Of Grandmothers and Machetes

Last week when the ignition coil in my VW quit and I had my car towed to my mechanic here in North Carolina, I had a lovely encounter with a young man whose wisdom and insight into the ways of the world slowed me into realizing what is important:  here and now in the awareness of all that brought me here and now.  That meant paying attention to the ride in the tow truck.

That young man remarked to me that he didn’t want to do anything but what he was doing:  driving a tow truck.  Buddha spoke, and I heard.  I didn’t want to do anything but be there.

The experience brought to mind another Buddha-bringing-the-car-home experience from last winter, when the battery of my car died, and I needed to get my buggy from New Haven to Woodbury because nobody but Pete touches my car unless I’m down here and it’s Ronnie’s crew taking care of ol' Betsy.

This was a 25-mile tow that saved me the trouble of driving in the snow at the same time it saved me the unpleasant experience of being alone while driving in the snow.  (If you want to understand loneliness, come to Connecticut in a snow storm and drive through the unlit hills and dales and surprising little curves and inclines of this pretty little overtaxed, misguided state for 25 insured, expensive miles.  You will wonder not only why you live but also what you work for because you will have a hard time feeling passionately inspired by your insurance bill.  But I digress.)

This tow-truck operator was Jose from Puerto Rico by way of Florida and (briefly, thank God, according to Jose) New Jersey.  He came here for a better life, and he worked for it night and day and made sure his kids knew they would have to do the same for themselves--though he would never deny them a plate of food or a roof over their heads.  Which was why he took my towing job for $100 (and suggested I upgrade my AAA membership to avoid this in the future, which I did.)

Jose talked about a lot of things that afternoon, but this stood out:

“I would have killed my brother with a machete if it weren’t for my grandmother standing between us.  But for my grandmother, he would be dead and I would be in jail, and I would not have my kids.  That’s who I was then.  I had to stop smoking, and I did.  Now, beer only.  I stop after six.  I know too much is dangerous.  I learn that day.  Only because my grandmother was standing there, I did not kill my brother with a machete.”

That was a long, expensive day.  It ended with me wishing I could meet Jose’s grandmother.

I love my little car, and I don't mind the repairs.  After 11 years, a lot of the original pieces are bound to need replacing.  I'm fortunate to have good mechanics who back up there very good work and are straight with me about what needs doing.  These moments in the cabs of tow trucks remind me to give over to the people who can help me when I can't help myself and to take everything from the moment.


  1. Awesome post Sandy.

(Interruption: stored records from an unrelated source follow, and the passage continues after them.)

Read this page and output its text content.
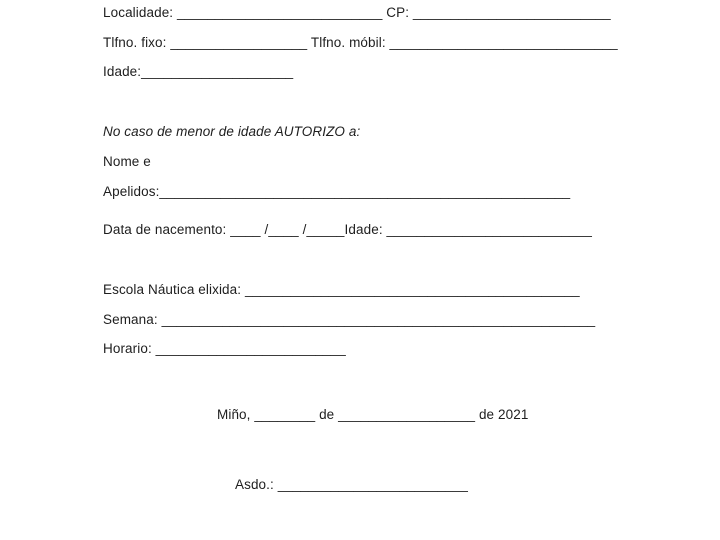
Localidade: ___________________________ CP: __________________________
Tlfno. fixo: __________________ Tlfno. móbil: ______________________________
Idade:____________________
No caso de menor de idade AUTORIZO a:
Nome e
Apelidos:______________________________________________________
Data de nacemento: ____ /____ /_____Idade: ___________________________
Escola Náutica elixida: ____________________________________________
Semana: _________________________________________________________
Horario: _________________________
Miño, ________ de __________________ de 2021
Asdo.: _________________________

Plus if weren't for Jose's Grandmother you might not have had a ride.

  2. I do agree with Yogi, Sandy!! This is so true and I've had similar experiences and I will always be grateful for them because of how much they have added to my life in so many ways!! Thank you so much for sharing!!

  3. You both make me smile and laugh! These tow-truck drivers actually made me think of my waitressing days. There's something about work that absolutely has to happen here and now. You learn to read people and to understand what they want--and how much they are open to.

  4. Such a wise and healing post, Sandy. So glad I didn't miss it

    ALOHA from Honolulu
    =^..^= <3

  5. Wonderfully evocative post. Being present is such an important thing, thanks for the reminder!